Design of an integrated continuous downstream process for acid-sensitive monoclonal antibodies based on a calcium-dependent Protein A ligand

Monoclonal antibodies (mAb) are used as therapeutics and for diagnostics of a variety of diseases, and novel antibodies are continuously being developed to find treatments for new diseases. Therefore, the manufacturing process must accommodate a range of mAb characteristics. Acid-sensitive mAbs can severely compromise product purity and yield in the purification process due to the potential formation of aggregates. To address this problem, we have developed an integrated downstream process for the purification of pH-sensitive mAbs at mild conditions. A calcium-dependent Protein A-based ligand, called Z Ca , was used in the capture step in a 3-column periodic counter-current chromatography operation. The binding of Z Ca to antibodies is regulated by calcium, meaning that acidic conditions are not needed to break the interaction and elute the antibodies. Further, the virus inactivation was achieved by a solvent/detergent method, where the pH could remain unchanged. The polishing steps included a cation and an anion exchange chromatography step, and screening of the capture and polishing steps was performed to allow for a seamless integration of the process steps.
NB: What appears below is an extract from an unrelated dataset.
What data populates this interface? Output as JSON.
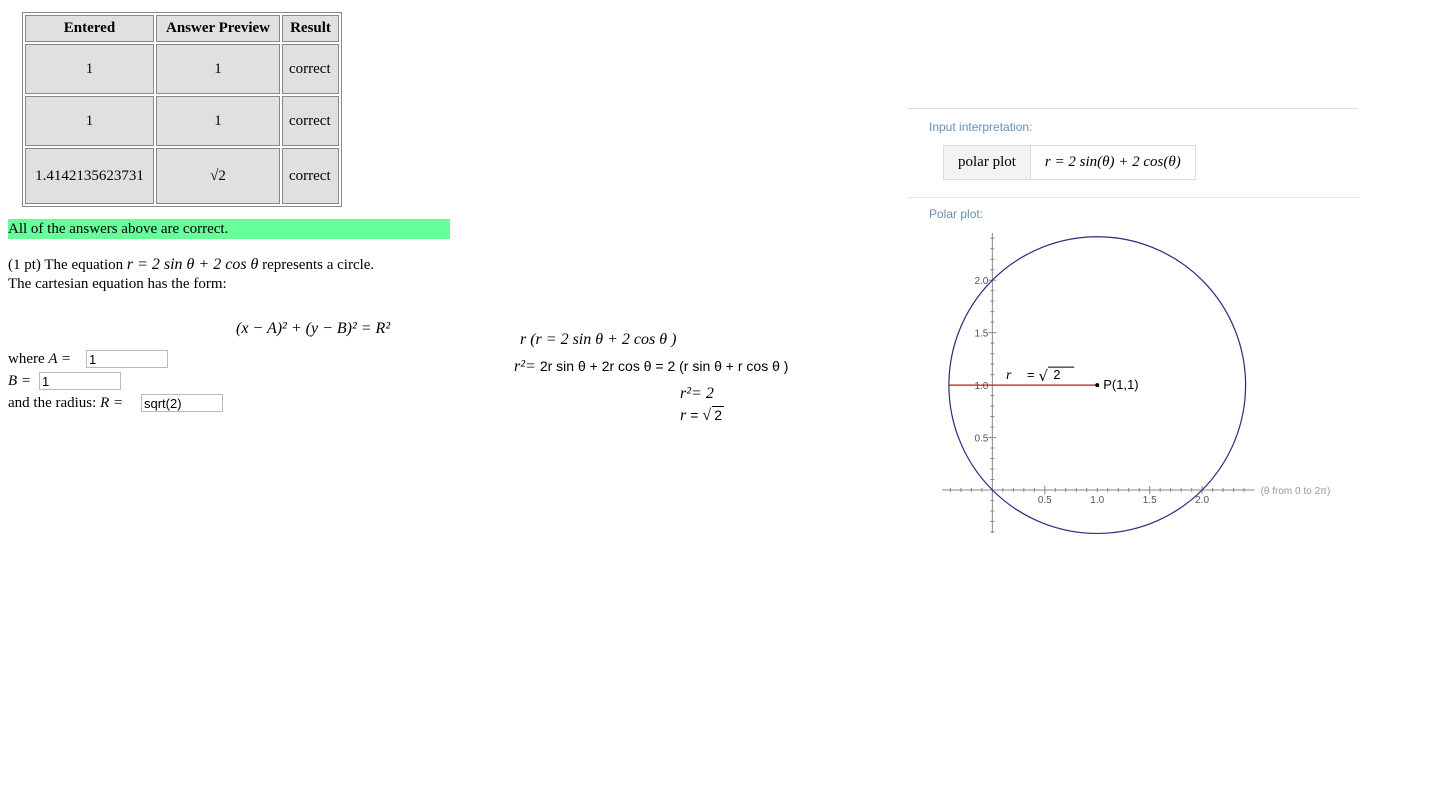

The process was implemented at laboratory scale for 9 days obtaining a high yield, and a consistently pure drug substance, including high reduction values of the host cell protein and DNA concentrations, as well as aggregate levels below the detection limit, which is attributed to the mild conditions used in the process.

Automated summary

This study developed an integrated downstream process for the purification of pH-sensitive mAbs, using a calcium-dependent Protein A-based ligand and a solvent/detergent method for virus inactivation. The process achieved high yield and consistently pure drug substance by avoiding acidic conditions and utilizing mild conditions.